Bell, meanwhile, only improved as the season progressed, lifting Pittsburgh’s winning percentage with him: From Week 11 on, he played eight full games, averaging 146.5 rushing yards per contest as the Steelers went undefeated in those games. And when he suffered a groin injury in the first quarter of the AFC championship game, his team went on to play like it had been punched there.

Overall, he ranked fifth in the NFL in rushing yards and second among running backs in both receptions and receiving yards despite playing just 12 games, and he became the first back in league history to average 100 rushing and 50 receiving yards for a season. That production comes with the intangible bonus of the highlights his one-of-a-kind running style generates on a weekly basis.

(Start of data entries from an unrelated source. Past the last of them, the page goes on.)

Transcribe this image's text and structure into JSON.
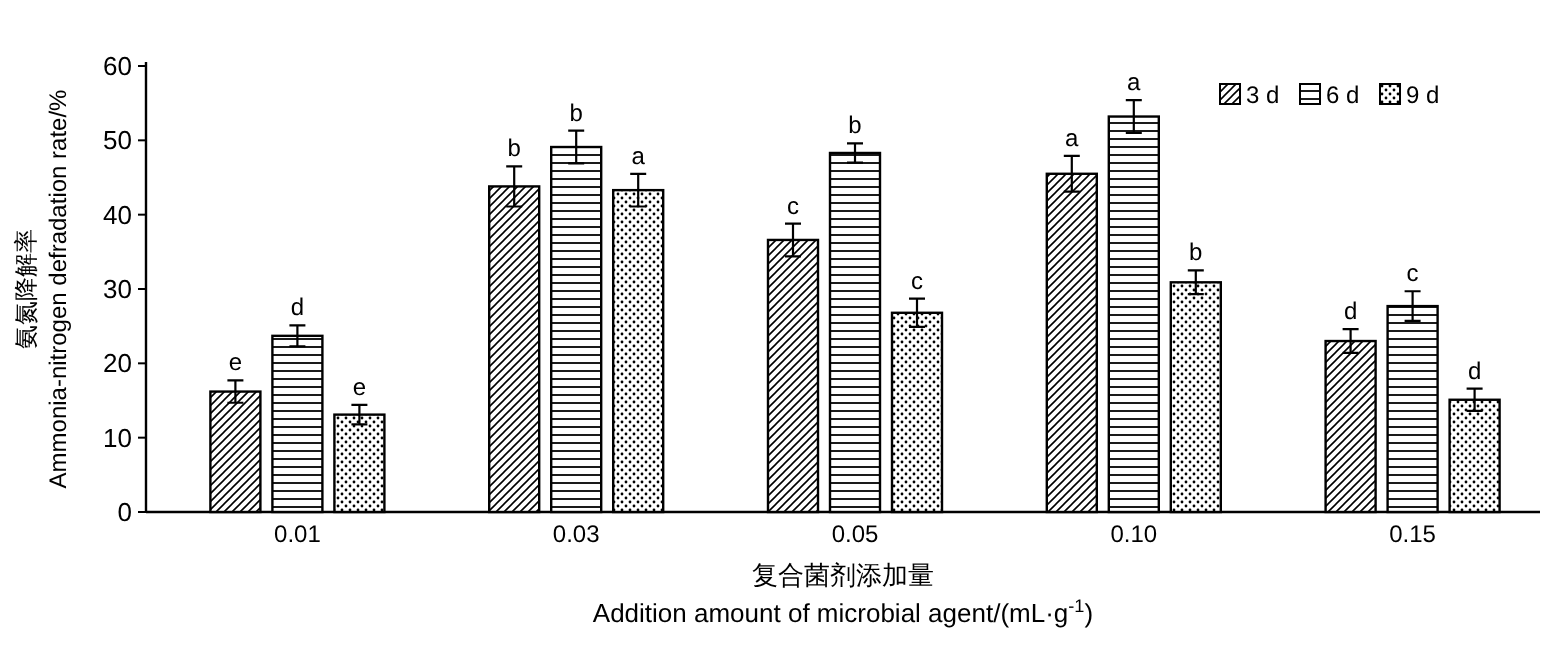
{
  "chart_data": {
    "type": "bar",
    "xlabel": "复合菌剂添加量\nAddition amount of microbial agent/(mL·g$^{-1}$)",
    "ylabel": "氨氮降解率\nAmmonia-nitrogen defradation rate/%",
    "categories": [
      "0.01",
      "0.03",
      "0.05",
      "0.10",
      "0.15"
    ],
    "series": [
      {
        "name": "3 d",
        "color": "#000000",
        "values": [
          16.2,
          43.8,
          36.6,
          45.5,
          23.0
        ],
        "errors": [
          1.5,
          2.7,
          2.2,
          2.4,
          1.6
        ],
        "value_labels": [
          "e",
          "b",
          "c",
          "a",
          "d"
        ]
      },
      {
        "name": "6 d",
        "color": "#000000",
        "values": [
          23.7,
          49.1,
          48.3,
          53.2,
          27.7
        ],
        "errors": [
          1.4,
          2.2,
          1.3,
          2.2,
          2.0
        ],
        "value_labels": [
          "d",
          "b",
          "b",
          "a",
          "c"
        ]
      },
      {
        "name": "9 d",
        "color": "#000000",
        "values": [
          13.1,
          43.3,
          26.8,
          30.9,
          15.1
        ],
        "errors": [
          1.3,
          2.2,
          1.9,
          1.6,
          1.5
        ],
        "value_labels": [
          "e",
          "a",
          "c",
          "b",
          "d"
        ]
      }
    ],
    "ylim": [
      0,
      60
    ],
    "yticks": [
      0,
      10,
      20,
      30,
      40,
      50,
      60
    ],
    "legend": "top right"
  }
}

Bell’s tag was the team’s first step aimed at maintaining offensive stability; the second was giving Brown, whose cheap second contract was due to expire after next season, a raise above even the A.J. Green–Julio Jones–Dez Bryant stratosphere. Brown’s new deal will pay him $2 million to $3 million more per season than that troika earns.

Based on pure numbers, Brown had his worst season since 2012 last year, as opponents draped him with defenders and forced Pittsburgh to spread the ball elsewhere. But for the best receiver in the NFL, that “worst” designation is relative — the twerking, Facebook Live–ing superstar still hauled in 106 catches for 1,284 yards and 12 touchdowns. Over the last four seasons, Brown has 83 more catches, 862 more yards, and three more TDs than the second-place receiver in each of those categories. That’s a full extra season of production that Brown has condensed into his prolific stretch.

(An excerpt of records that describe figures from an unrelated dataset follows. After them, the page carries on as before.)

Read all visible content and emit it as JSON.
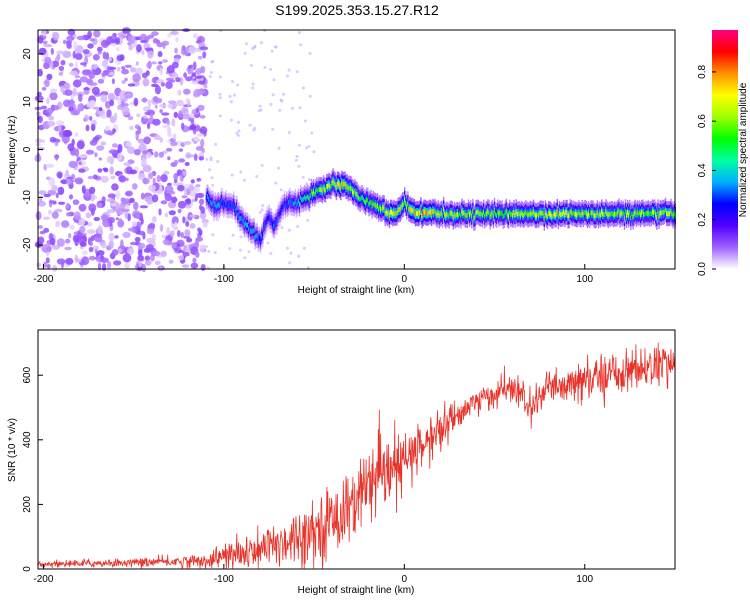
{
  "title": "S199.2025.353.15.27.R12",
  "chart_data": [
    {
      "type": "heatmap",
      "xlabel": "Height of straight line (km)",
      "ylabel": "Frequency (Hz)",
      "xlim": [
        -203,
        150
      ],
      "ylim": [
        -25,
        25
      ],
      "xticks": [
        -200,
        -100,
        0,
        100
      ],
      "yticks": [
        20,
        10,
        0,
        -10,
        -20
      ],
      "colorbar": {
        "label": "Normalized spectral amplitude",
        "range": [
          0,
          0.97
        ],
        "ticks": [
          "0.0",
          "0.2",
          "0.4",
          "0.6",
          "0.8"
        ],
        "colors": [
          "#ffffff",
          "#a060ff",
          "#5000ff",
          "#0000ff",
          "#00b0ff",
          "#00ffa0",
          "#00ff00",
          "#a0ff00",
          "#ffff00",
          "#ff9000",
          "#ff0000",
          "#ff0080"
        ]
      },
      "noise_region": {
        "x_from": -203,
        "x_to": -110,
        "amplitude_range": [
          0.02,
          0.12
        ]
      },
      "signal_ridge": {
        "x": [
          -110,
          -105,
          -100,
          -95,
          -90,
          -85,
          -80,
          -76,
          -72,
          -68,
          -64,
          -60,
          -55,
          -50,
          -45,
          -40,
          -35,
          -30,
          -25,
          -20,
          -15,
          -10,
          -5,
          0,
          5,
          10,
          15,
          20,
          40,
          60,
          80,
          100,
          120,
          150
        ],
        "frequency": [
          -10,
          -12,
          -11,
          -12,
          -15,
          -17,
          -19,
          -14,
          -16,
          -12,
          -11,
          -11,
          -10,
          -9,
          -8,
          -7,
          -7.5,
          -8,
          -10,
          -11,
          -12,
          -13,
          -13.5,
          -11,
          -13,
          -13.5,
          -13,
          -13.5,
          -13.5,
          -13.5,
          -13.5,
          -13.5,
          -13.5,
          -13.5
        ],
        "amplitude": [
          0.3,
          0.35,
          0.3,
          0.3,
          0.35,
          0.35,
          0.3,
          0.25,
          0.3,
          0.25,
          0.3,
          0.35,
          0.45,
          0.55,
          0.6,
          0.65,
          0.75,
          0.6,
          0.55,
          0.5,
          0.6,
          0.65,
          0.7,
          0.6,
          0.7,
          0.8,
          0.7,
          0.6,
          0.6,
          0.6,
          0.65,
          0.6,
          0.6,
          0.6
        ]
      }
    },
    {
      "type": "line",
      "xlabel": "Height of straight line (km)",
      "ylabel": "SNR (10 * v/v)",
      "xlim": [
        -203,
        150
      ],
      "ylim": [
        0,
        740
      ],
      "xticks": [
        -200,
        -100,
        0,
        100
      ],
      "yticks": [
        0,
        200,
        400,
        600
      ],
      "series": [
        {
          "name": "SNR",
          "color": "#e8332a",
          "trend_x": [
            -203,
            -150,
            -110,
            -100,
            -90,
            -80,
            -70,
            -60,
            -50,
            -40,
            -30,
            -20,
            -10,
            0,
            10,
            20,
            30,
            40,
            50,
            60,
            70,
            80,
            90,
            100,
            110,
            120,
            130,
            140,
            150
          ],
          "trend_y": [
            15,
            20,
            25,
            40,
            45,
            55,
            80,
            100,
            120,
            150,
            200,
            250,
            290,
            330,
            380,
            430,
            480,
            520,
            540,
            560,
            500,
            560,
            560,
            580,
            600,
            610,
            620,
            630,
            640
          ],
          "noise_y": [
            10,
            12,
            20,
            40,
            50,
            60,
            70,
            80,
            90,
            100,
            110,
            110,
            100,
            90,
            80,
            70,
            40,
            40,
            40,
            40,
            50,
            50,
            50,
            60,
            60,
            60,
            60,
            60,
            60
          ]
        }
      ]
    }
  ]
}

As a former sixth-round pick out of Central Michigan, Brown’s star turn was unexpected; as a 5-foot-10 human amid a host of mid-6-foot Goliaths at the position, Brown’s ascendance to the league’s top spot was a testament to his unique combination of speed, precise route running, and big-game flair. (See this play from last season’s division-sealing win over the Ravens for evidence, or this one, or another — all of these examples came in a two-quarter span.)

He’s now a Steeler through 2021, and Bell, after another trial run under the tag this season, could join him as a long-term franchise staple. These front-office decisions were neither shocking nor unreasonable given Brown’s and Bell’s standing in the league. But sometimes the most obvious move is the best one; for the Steelers on Monday, that edict counted double. They kept their high-scoring core intact, and they cemented their status as a perennial playoff contender for the next half decade to come.